= Naitasiri (Fijian Communal Constituency, Fiji) =

Former electoral constituency in Fiji

Naitasiri Fijian Provincial Communal is a former electoral division of Fiji, one of 23 communal constituencies reserved for indigenous Fijians. Established by the 1997 Constitution, it came into being in 1999 and was used for the parliamentary elections of 1999, 2001, and 2006. (Of the remaining 48 seats, 23 were reserved for other ethnic communities and 25, called Open Constituencies, were elected by universal suffrage). The electorate was coextensive with Naitasiri Province.
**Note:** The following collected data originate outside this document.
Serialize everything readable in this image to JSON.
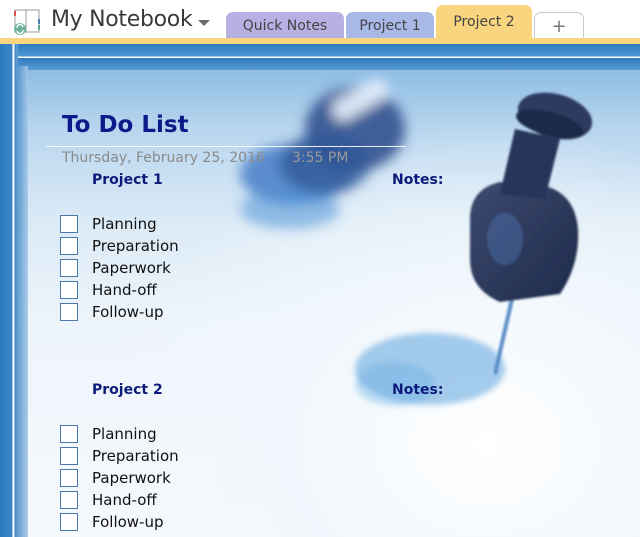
{
  "header": {
    "notebook_name": "My Notebook",
    "notebook_icon": "notebook-sync-icon",
    "dropdown_icon": "chevron-down-icon"
  },
  "tabs": [
    {
      "label": "Quick Notes",
      "color": "#b7b0e2",
      "active": false
    },
    {
      "label": "Project 1",
      "color": "#a8b9e8",
      "active": false
    },
    {
      "label": "Project 2",
      "color": "#f8d57e",
      "active": true
    },
    {
      "label": "+",
      "color": "#ffffff",
      "active": false,
      "icon": "add-section-icon"
    }
  ],
  "page": {
    "title": "To Do List",
    "date": "Thursday, February 25, 2016",
    "time": "3:55 PM",
    "background": "pushpins-image",
    "sections": [
      {
        "heading": "Project 1",
        "notes_label": "Notes:",
        "items": [
          {
            "label": "Planning",
            "checked": false
          },
          {
            "label": "Preparation",
            "checked": false
          },
          {
            "label": "Paperwork",
            "checked": false
          },
          {
            "label": "Hand-off",
            "checked": false
          },
          {
            "label": "Follow-up",
            "checked": false
          }
        ]
      },
      {
        "heading": "Project 2",
        "notes_label": "Notes:",
        "items": [
          {
            "label": "Planning",
            "checked": false
          },
          {
            "label": "Preparation",
            "checked": false
          },
          {
            "label": "Paperwork",
            "checked": false
          },
          {
            "label": "Hand-off",
            "checked": false
          },
          {
            "label": "Follow-up",
            "checked": false
          }
        ]
      }
    ]
  },
  "colors": {
    "title": "#0c1a8a",
    "heading": "#0c1a7a",
    "active_tab": "#f8d57e",
    "frame_blue": "#2e7cc0"
  }
}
The 2013 Constitution promulgated by the Military-backed interim government abolished all constituencies and established a form of proportional representation, with the entire country voting as a single electorate.

== Election results ==
In the following tables, the primary vote refers to first-preference votes cast. The final vote refers to the final tally after votes for low-polling candidates have been progressively redistributed to other candidates according to pre-arranged electoral agreements (see electoral fusion), which may be customized by the voters (see instant run-off voting).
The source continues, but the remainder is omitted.